De Une correspondance familiale

Lettre de Charles Mertzdorff (Vieux-Thann) à son épouse Eugénie Desnoyers (Paramé)



CHARLES MERTZDORFF

AU VIEUX THANN

Haut-Rhin[1]

9 h Soir. Vendredi 5 Août 70.

Nie chérie. Je t'ai écrit si à la hâte cet après-midi, je ne pouvais te dire que j'étais bien arrivé. A maintenant le détail que tu trouveras à ton entrée à Paris.

Rien de particulier à te signaler de ma route de St Malo à Rennes. M. Benoist (ou Batiste ou etc.) m'a suivi dans mon wagon quoique ayant seconde. J'ai été aussi aimable que possible, nous avons beaucoup parlé chasse, Milne-Edwards & guerre.

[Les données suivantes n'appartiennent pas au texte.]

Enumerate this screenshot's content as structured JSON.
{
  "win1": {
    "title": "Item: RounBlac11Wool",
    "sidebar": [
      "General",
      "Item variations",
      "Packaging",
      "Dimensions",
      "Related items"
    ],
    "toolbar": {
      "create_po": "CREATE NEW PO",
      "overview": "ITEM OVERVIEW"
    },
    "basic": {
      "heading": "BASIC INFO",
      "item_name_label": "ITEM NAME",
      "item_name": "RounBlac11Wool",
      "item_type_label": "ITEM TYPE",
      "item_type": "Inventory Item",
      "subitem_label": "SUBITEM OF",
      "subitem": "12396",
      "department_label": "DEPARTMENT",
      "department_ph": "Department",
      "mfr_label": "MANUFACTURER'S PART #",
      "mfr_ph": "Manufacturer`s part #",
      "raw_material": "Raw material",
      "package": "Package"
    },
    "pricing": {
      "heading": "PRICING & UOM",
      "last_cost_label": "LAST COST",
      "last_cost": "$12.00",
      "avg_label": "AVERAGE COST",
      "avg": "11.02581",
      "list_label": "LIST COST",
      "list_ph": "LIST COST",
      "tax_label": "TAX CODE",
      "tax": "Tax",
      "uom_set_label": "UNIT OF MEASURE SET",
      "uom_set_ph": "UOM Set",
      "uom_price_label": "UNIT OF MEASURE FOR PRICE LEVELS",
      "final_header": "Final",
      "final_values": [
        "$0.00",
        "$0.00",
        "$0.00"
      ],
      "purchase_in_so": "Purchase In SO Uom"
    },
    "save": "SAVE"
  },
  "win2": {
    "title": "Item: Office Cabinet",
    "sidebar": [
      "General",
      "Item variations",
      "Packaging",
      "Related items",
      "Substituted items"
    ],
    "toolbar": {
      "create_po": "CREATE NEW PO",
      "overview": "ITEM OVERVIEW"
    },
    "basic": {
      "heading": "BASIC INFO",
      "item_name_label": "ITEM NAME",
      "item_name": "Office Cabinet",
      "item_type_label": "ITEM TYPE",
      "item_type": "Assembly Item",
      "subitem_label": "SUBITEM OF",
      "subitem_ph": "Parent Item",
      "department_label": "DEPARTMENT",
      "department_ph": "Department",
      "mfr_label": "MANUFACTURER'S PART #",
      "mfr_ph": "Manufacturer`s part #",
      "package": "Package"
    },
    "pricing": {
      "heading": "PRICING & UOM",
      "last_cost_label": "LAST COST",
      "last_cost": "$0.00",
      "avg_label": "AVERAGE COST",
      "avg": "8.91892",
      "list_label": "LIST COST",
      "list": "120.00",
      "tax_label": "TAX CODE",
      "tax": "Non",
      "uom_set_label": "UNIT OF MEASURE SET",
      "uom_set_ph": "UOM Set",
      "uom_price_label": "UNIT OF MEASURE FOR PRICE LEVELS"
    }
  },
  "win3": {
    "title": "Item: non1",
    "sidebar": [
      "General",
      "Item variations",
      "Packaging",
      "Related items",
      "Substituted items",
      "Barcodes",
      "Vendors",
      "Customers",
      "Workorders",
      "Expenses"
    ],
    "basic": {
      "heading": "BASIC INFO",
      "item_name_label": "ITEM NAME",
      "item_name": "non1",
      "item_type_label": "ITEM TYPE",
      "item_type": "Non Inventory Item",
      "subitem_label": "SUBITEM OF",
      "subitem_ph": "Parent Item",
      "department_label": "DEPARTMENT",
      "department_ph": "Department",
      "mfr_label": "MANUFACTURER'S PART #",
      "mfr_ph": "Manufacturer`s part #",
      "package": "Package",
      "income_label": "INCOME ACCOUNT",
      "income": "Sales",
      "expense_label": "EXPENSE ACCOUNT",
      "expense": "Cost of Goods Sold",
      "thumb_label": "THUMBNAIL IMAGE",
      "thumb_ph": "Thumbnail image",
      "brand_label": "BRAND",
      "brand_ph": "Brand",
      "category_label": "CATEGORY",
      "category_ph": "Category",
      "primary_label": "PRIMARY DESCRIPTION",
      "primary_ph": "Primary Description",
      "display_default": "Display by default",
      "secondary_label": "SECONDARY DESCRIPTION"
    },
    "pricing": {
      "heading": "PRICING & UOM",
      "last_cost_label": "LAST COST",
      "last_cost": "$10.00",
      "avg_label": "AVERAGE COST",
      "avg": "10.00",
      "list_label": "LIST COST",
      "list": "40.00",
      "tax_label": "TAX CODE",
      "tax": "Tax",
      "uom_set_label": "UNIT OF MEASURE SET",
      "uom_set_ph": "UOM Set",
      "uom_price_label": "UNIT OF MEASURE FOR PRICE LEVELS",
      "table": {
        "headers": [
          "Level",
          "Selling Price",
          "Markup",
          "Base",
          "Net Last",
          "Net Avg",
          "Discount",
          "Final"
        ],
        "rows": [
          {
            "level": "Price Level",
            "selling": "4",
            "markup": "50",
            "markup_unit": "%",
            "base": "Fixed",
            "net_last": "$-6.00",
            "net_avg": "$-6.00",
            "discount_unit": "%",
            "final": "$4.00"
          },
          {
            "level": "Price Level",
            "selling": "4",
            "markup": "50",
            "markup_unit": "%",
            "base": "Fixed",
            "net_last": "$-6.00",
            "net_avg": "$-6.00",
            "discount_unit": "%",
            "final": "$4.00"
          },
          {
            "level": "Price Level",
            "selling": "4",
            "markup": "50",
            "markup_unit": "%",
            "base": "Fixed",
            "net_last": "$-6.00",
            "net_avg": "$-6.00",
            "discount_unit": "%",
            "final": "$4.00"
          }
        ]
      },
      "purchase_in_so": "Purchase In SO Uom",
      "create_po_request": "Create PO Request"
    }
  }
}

Puis me quittant, je me suis trouvé seul ; mais non tout à fait seul, car je vous suivais dans votre projet de ville & votre retour. A Rennes 30 minutes. Buffet, pas trop mauvais, suffisant pour un voyageur. Pas trop de monde dans les wagons je trouve à bien me caser. Nous n'avons jamais été plus de 4, mais le plus souvent 2. Mon jeune compagnon de route, était un jeune lieutenant des futures gardes mobiles de Seine & Oise. Heureux & fier de son grade ; faisant force vœux, pour que la mobile donne, comme l'on dit & se voyant dans son beau rêve décoré de la médaille militaire des bords du Rhin. Comme nous n'étions pas très d'accord nous l'avons été tout à fait lorsque < > nous étions couchés sur nos banquettes. Par extraordinaire, j'ai un peu ronflé & même m'entendais très bien.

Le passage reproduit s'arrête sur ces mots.